That workflow matters because businesses do not govern features one at a time. They govern product risk, compliance exposure, model drift, operational cost, and reputational fragility. Those things usually live in clusters.
The mechanism: from explanation fragments to a feature graph
MoI begins with a trained model and an attribution matrix. Each row corresponds to an instance; each column corresponds to a feature; each cell records how much that feature contributed to that instance’s prediction according to a chosen explainer.
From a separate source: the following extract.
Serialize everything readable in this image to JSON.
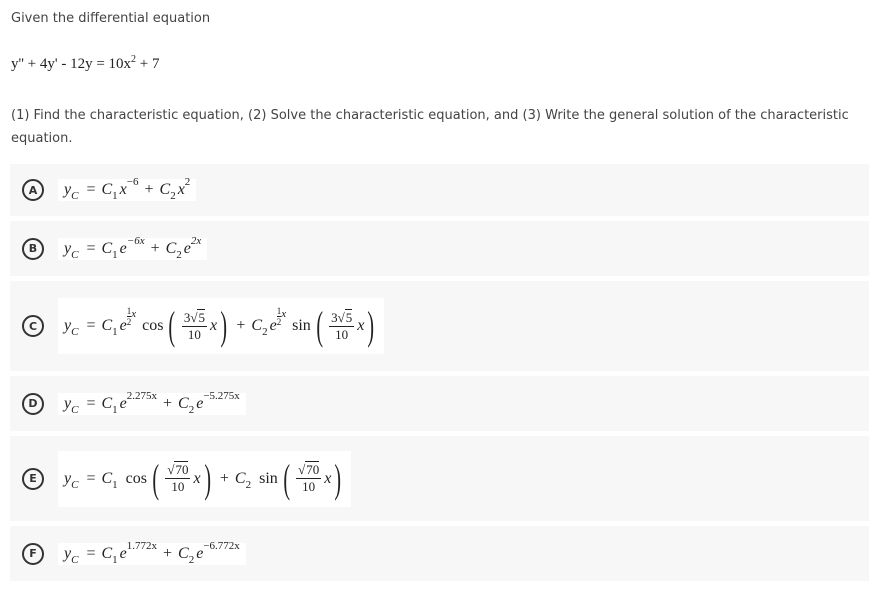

The paper denotes this attribution matrix as $\Phi \in \mathbb{R}^{n \times d}$, where $n$ is the number of instances and $d$ is the number of features. For each instance $s$, the attribution vector tells us how the model’s prediction was locally explained. That part is familiar. The less familiar step is asking whether two columns of this attribution matrix tend to move together.
If feature $i$ and feature $j$ are often important in the same cases, or if their signed contributions tend to rise and fall together, MoI treats them as connected in an explanation graph. The nodes are features. The edges are co-influence weights.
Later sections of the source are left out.